Self-assembled cages that can be used for host-guest chemistry are interesting, e.g., for the separation of molecules, catalysis, or molecular recognition. Building multiple functionalities into a single cage using different building blocks could be useful. However, using a variety of building blocks can make it challenging to avoid a random, statistical assembly of the components leading to a mixture of different products.
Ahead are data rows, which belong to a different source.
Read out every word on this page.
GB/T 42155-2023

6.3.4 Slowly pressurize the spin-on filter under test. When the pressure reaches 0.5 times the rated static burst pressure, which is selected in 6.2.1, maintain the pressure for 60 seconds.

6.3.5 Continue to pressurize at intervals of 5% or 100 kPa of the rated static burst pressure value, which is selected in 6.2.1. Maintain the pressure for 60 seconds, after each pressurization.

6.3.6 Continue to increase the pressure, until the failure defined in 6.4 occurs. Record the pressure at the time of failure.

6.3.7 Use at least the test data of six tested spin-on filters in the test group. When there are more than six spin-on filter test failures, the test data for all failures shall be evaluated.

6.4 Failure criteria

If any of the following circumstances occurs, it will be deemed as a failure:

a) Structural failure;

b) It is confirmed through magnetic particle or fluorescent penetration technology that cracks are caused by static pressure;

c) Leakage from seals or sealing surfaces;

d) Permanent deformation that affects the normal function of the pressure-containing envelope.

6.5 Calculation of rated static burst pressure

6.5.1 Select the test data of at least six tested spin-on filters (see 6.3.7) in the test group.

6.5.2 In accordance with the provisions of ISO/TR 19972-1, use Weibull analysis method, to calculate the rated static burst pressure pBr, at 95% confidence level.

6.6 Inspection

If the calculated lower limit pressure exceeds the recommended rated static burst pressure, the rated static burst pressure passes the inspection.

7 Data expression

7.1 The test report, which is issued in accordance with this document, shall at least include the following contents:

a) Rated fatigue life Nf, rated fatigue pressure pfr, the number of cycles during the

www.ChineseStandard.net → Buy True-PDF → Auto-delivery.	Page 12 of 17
Guido H. Clever, TU Dortmund University, Germany, and colleagues have synthesized self-assembled cages in which two Pd(II) centers with square-planar coordination environments are bridged by four different bis-pyridyl ligands, giving a single isomer of a lantern-shaped [Pd₂ABCD]⁴⁺ cage (pictured; Pd in dark green; A, B, C, and D = ligands). The team points out that, theoretically, 55 different species could be formed from the four different ligands and the two Pd centers. Nevertheless, they observed the exclusive formation of a heteroleptic [Pd₂ABCD]⁴⁺ cage when they mixed the ligands A, B, C, and D with a Pd(II) species in a 1:1:1:1:2 ratio in CD₃CN at 80 °C.

The assembly proceeds under thermodynamic control, and the products are formed in a reproducible manner. According to the researchers, this self-sorting effect is due to a combination of complementary ligand shapes and a balance of strain and C–H⋯π interactions between the ligands. For example, the geminal methyl groups on ligand C point to the π-surface of ligand D, forming C–H⋯π interactions. For the ribbon-shaped, flexible ligand A, the team proposes that exactly one “copy” of the ligand per cage is optimal to achieve the required length in combination with the other three ligands. Overall, the work could provide useful insights for the development of multifunctional self-assembled species.

• Non-statistical assembly of multicomponent [Pd₂ABCD] cages,
  Kai Wu, Elie Benchimol, Ananya Baksi, Guido H. Clever,
  Nat. Chem. 2024.
  https://doi.org/10.1038/s41557-023-01415-7